El camión reanuda la marcha y casi en automático cada quien regresa a su respectivo abandono; excepto el subnormal que ahora, mirándote con el desparpajo solamente permitido a los de su misma especie, en silencio te perturba al grado de no saber si sostenerle la vista, hacerte el desentendido o acomodarle un soplamocos aleccionador. Desistes con alivio porque la mujer —que parece ser su madre —se da cuenta de la situación y le reconviene: “Ya, Melito, no molestes al señor y sigue jugando”. Y vuelves a tus pensamientos mientras el chamaco reanuda sus sonidos inofensivos.

Transcurre un lapso impreciso hasta que de manera abrupta el camión vuelve a detenerse. Otra vez los pasajeros se asoman intentando determinar esta vez qué impide su recorrido. A través de las ventanillas se reflejan las luces de una torreta y una patrulla en la orilla de la carretera ordenándole al chofer abrir la puerta; un par de policías preguntan al conductor algo que no se alcanza a escuchar, aunque todo parece formar parte de un operativo de rutina. Éste responde con explicaciones que por lo visto no terminar de convencer a los oficiales, porque uno de ellos sube al autobús, avanza entre los pasajeros y pregunta si todo está bien, si han presenciado algo inusual o si el camión ha detenido su marcha en algún punto del camino.

Nos miramos dubitativos sin atinar por la elección más ligera para nuestro cargo de conciencia: la complicidad no acordada o la delación miserable.

“Nada, oficial, todo normal” alcanza a decir la acompañante del chamaco.

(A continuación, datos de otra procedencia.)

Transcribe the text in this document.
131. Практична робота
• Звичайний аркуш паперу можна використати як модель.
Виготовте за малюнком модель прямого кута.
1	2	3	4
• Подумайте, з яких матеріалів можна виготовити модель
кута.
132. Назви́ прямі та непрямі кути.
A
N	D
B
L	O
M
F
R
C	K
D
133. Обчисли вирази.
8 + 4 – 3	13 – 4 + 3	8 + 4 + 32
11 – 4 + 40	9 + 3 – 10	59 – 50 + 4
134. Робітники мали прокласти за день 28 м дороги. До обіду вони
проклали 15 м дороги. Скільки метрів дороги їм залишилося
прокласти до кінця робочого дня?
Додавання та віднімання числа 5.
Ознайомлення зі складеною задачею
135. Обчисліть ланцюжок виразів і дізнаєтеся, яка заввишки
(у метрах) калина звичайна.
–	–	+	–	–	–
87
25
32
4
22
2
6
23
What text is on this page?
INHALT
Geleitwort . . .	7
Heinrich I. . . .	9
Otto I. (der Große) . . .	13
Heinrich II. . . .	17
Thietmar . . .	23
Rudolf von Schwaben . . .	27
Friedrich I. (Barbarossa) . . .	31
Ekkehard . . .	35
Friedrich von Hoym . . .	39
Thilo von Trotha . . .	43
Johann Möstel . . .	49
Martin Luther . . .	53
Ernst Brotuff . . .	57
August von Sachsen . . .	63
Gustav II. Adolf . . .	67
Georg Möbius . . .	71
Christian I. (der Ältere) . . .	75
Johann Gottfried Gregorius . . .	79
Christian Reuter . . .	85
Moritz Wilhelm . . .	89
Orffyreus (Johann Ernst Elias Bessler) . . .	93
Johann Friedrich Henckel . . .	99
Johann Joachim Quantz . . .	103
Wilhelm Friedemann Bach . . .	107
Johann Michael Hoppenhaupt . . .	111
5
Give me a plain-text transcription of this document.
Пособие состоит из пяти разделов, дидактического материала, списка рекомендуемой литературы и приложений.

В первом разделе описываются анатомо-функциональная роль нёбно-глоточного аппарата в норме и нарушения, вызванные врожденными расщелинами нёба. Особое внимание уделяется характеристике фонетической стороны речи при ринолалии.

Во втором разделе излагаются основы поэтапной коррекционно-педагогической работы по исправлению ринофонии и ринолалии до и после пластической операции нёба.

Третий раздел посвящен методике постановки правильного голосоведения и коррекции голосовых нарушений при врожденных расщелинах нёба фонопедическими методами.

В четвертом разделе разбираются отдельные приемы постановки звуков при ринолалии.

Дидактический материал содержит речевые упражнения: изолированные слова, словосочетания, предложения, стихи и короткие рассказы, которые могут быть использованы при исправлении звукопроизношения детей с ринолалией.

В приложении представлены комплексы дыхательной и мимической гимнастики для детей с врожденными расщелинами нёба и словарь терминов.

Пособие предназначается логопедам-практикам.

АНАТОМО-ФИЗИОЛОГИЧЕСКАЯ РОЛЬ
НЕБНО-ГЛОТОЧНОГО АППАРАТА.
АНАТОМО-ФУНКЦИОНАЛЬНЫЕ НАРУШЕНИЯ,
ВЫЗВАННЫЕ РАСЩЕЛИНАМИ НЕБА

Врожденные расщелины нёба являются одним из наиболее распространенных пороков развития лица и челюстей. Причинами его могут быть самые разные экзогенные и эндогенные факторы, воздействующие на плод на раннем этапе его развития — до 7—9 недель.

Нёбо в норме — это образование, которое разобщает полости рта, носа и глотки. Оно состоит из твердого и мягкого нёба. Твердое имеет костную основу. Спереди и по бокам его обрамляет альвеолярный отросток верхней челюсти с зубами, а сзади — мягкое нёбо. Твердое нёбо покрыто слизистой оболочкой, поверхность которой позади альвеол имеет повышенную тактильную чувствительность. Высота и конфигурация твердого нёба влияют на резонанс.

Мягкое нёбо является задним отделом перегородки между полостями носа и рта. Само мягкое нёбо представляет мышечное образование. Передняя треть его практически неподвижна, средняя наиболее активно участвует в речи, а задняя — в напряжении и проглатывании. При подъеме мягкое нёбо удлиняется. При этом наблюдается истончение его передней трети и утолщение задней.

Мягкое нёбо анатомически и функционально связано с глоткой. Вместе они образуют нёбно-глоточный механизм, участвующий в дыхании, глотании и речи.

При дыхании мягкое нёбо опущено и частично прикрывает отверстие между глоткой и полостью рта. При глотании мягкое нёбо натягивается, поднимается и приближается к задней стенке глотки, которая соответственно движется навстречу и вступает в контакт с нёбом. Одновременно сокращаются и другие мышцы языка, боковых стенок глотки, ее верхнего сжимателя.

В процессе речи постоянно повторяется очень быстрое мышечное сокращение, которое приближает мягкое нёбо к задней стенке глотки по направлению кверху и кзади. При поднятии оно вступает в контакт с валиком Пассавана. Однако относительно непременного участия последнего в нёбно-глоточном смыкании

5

Y justo cuando el mutismo colectivo parece aplacar las sospechas del policía, quien ya enfila hacia la salida, el niño mongol irrumpe con balbuceos propios de su condición de síndrome de down: “¡polidía, polidía, el chofed bajó a unos señodes en la cadeteda!”. La madre, sin encontrar justificante a tamaña delación se queda de una pieza al tiempo que el chamaco, con sonrisa triunfante, exhibe su imprudente proeza.

La estupefacción es tal que nadie atina a decir nada mientras que el chofer, demudado, baja la cabeza sabiéndose ante la inminencia de su detención por participar en el tráfico de humanos.